Arguments such as Dr. Gratzer’s played a key role in the defeat 15 years ago of former president Bill Clinton’s plan to reform U. S. health care. But public sentiment about government involvement has shifted.
A New York Times/CBS News poll this week showed 72% of Americans supported a government-administered insurance plan to compete with private insurers.
Still, opposition among Republicans — particularly in the Senate — has forced Mr. Obama to repeatedly defend his plan against claims it would drive private insurers out of business.
The public option would be part of a health-care marketplace — or exchange — and Americans could choose the best option, Mr. Obama says.
“If private insurers say that the marketplace provides the best quality health care … then why is it that the government — which they say can’t run anything — suddenly is going to drive them out of business?” Mr. Obama says. “That’s not logical.”
But Dr. Gratzer contends the public health option “is not true competition and it’s not true choice,” because the government would likely be able to arbitrarily set doctors’ fees and price structures.

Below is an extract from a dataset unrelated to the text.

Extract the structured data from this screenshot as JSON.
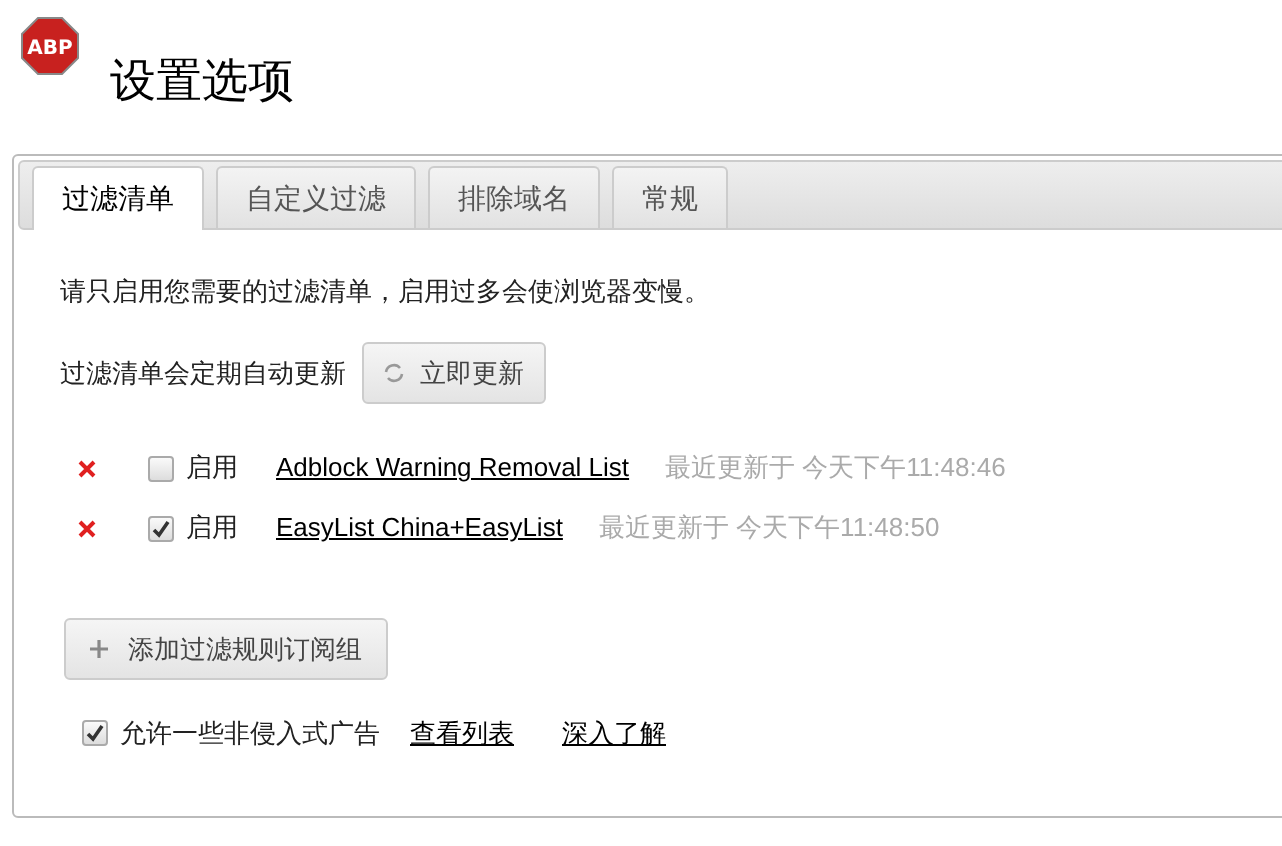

Dr. Gratzer favours reforming the U. S. system, but says its greatest problem is runaway costs — health-insurance premiums have almost doubled since 2000 — and not the number of uninsured Americans.
“There is maybe a core group of 8 to 10 million who fall through the cracks,” he says.
“That is too many Americans. Something ought to be done. That doesn’t necessarily justify a $1.6-trillion government expansion that the House Democrats are flirting with.”